Sığınaklar gerçek işlevi ile çalıştırıldığında şiddet gören kadınların sığınağıdır
Kendini kadınlardan sorumlu olarak gören Aile ve Sosyal Hizmetler Bakanlığı bu cinayetlerin önlenmesinde de sorumludur. Defalarca söyledik. Evler şiddet gören kadınlar için bir korunma mekanı değildir. Şiddet gören kadın ilk andan itibaren tüm boyutlarıyla koruma altına alınmalıdır. Güçlendirilmesi gereken kadınların içerisinde katledildiği aileler değil, kadınların kendisidir. Ancak gelin görün ki Aile ve Sosyal Hizmetler Bakanlığı bütçesi bu söylediğimizin tam tersi bir yerde durmaktadır. Bugün aileyi koruma adı altında sunulan bütçe kadını güçlendirmenin üç katından daha fazla bir bütçeye tekabül ediyorken, hiçbir kadın bu bütçeyi savunmayacaktır. Sığınaklar gerçek işlevi ile çalıştırıldığında şiddet gören kadınların sığınağıdır. Yaşam hakkının korunma alanıdır. Ama bugün söz konusu bakanlığa bağlı sığınak sayısı 150. 2026 hedefi ise bir tane daha sığınak açmak. Bakın komisyon aşamasında da söyledik. Yapamıyorsunuz bu işi, yerel yönetimlere devredin. Nüfusu 100 binin üzerinde olan her belediyenin sığınak açması zorunluluğunu denetleyin. İktidarınızın belediyeler üzerindeki tasarruf tedbirlerine son verin. Kayyum politikalarına ve iktidarın belediyeler üzerindeki baskılarına rağmen bizler demokratik, ekolojik, kadın özgürlükçü yerel yönetimler paradigmamızla bunu her yerde uygulamak için çalışıyoruz.
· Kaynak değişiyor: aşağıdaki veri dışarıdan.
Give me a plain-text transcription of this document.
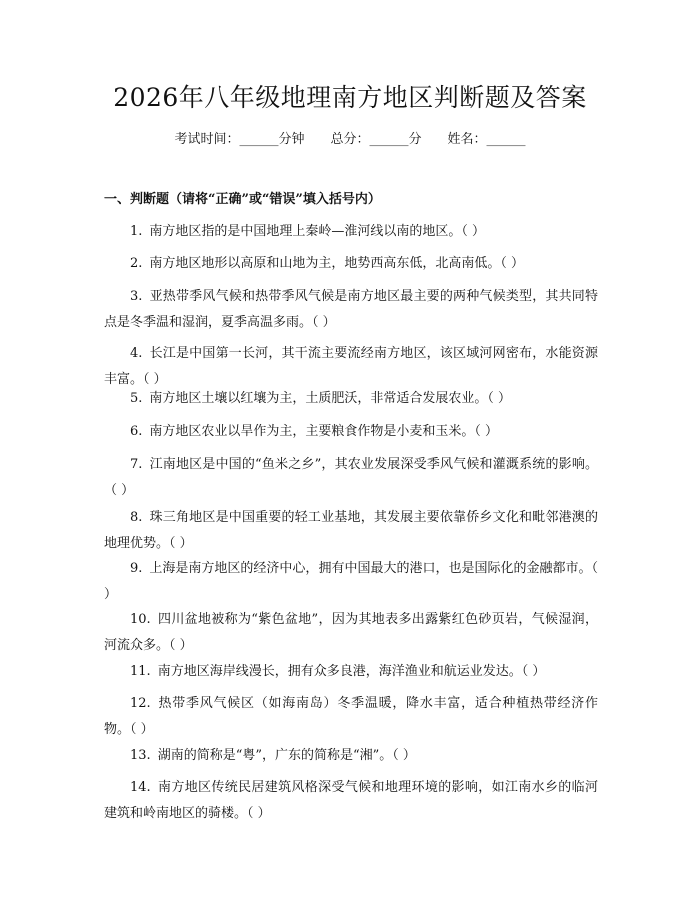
2026年八年级地理南方地区判断题及答案
考试时间：______分钟 总分：______分 姓名：______
一、判断题（请将“正确”或“错误”填入括号内）
1. 南方地区指的是中国地理上秦岭—淮河线以南的地区。（ ）
2. 南方地区地形以高原和山地为主，地势西高东低，北高南低。（ ）
3. 亚热带季风气候和热带季风气候是南方地区最主要的两种气候类型，其共同特点是冬季温和湿润，夏季高温多雨。（ ）
4. 长江是中国第一长河，其干流主要流经南方地区，该区域河网密布，水能资源丰富。（ ）
5. 南方地区土壤以红壤为主，土质肥沃，非常适合发展农业。（ ）
6. 南方地区农业以旱作为主，主要粮食作物是小麦和玉米。（ ）
7. 江南地区是中国的“鱼米之乡”，其农业发展深受季风气候和灌溉系统的影响。（ ）
8. 珠三角地区是中国重要的轻工业基地，其发展主要依靠侨乡文化和毗邻港澳的地理优势。（ ）
9. 上海是南方地区的经济中心，拥有中国最大的港口，也是国际化的金融都市。（ ）
10. 四川盆地被称为“紫色盆地”，因为其地表多出露紫红色砂页岩，气候湿润，河流众多。（ ）
11. 南方地区海岸线漫长，拥有众多良港，海洋渔业和航运业发达。（ ）
12. 热带季风气候区（如海南岛）冬季温暖，降水丰富，适合种植热带经济作物。（ ）
13. 湖南的简称是“粤”，广东的简称是“湘”。（ ）
14. 南方地区传统民居建筑风格深受气候和地理环境的影响，如江南水乡的临河建筑和岭南地区的骑楼。（ ）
İstanbul Sözleşmenin her bir maddesini yerel yönetimlerimizde hayata geçiriyoruz
Siz kadınların yaşam güvencesi olan İstanbul Sözleşmesi'nden geri çekilirken bizler bir yandan sözleşmenin yeniden imzalanması için mücadele ediyoruz. Diğer yandan sözleşmenin her bir maddesini yerel yönetimlerimizde hayata geçirmeye devam ediyoruz. Haklarımızı, hayatlarımızı, yaşamlarımızı bu iktidarın erkek egemen politikalarının insafına bırakmayacağız. Aile yılı adı altında cinsiyetçi nefret suçlarını körükleyerek LGBT+ bireyleri hedef almanızda sessiz kalmayacağız. Yaşam hakkı herkesin hakkıdır ve bunu da sizin insafınıza bırakmayacağız. Bizim mücadelemiz tekçiliğe karşı farklılıklarımızla bir arada ortak ve eşit yaşamın mücadelesidir. Tek bir kimsenin dahi dışlanmadığı, yok sayılmadığı, ötekileştirilmediği yeni bir yaşamı ve demokratik bir toplumu bir ülkeyi inşa edeceğiz.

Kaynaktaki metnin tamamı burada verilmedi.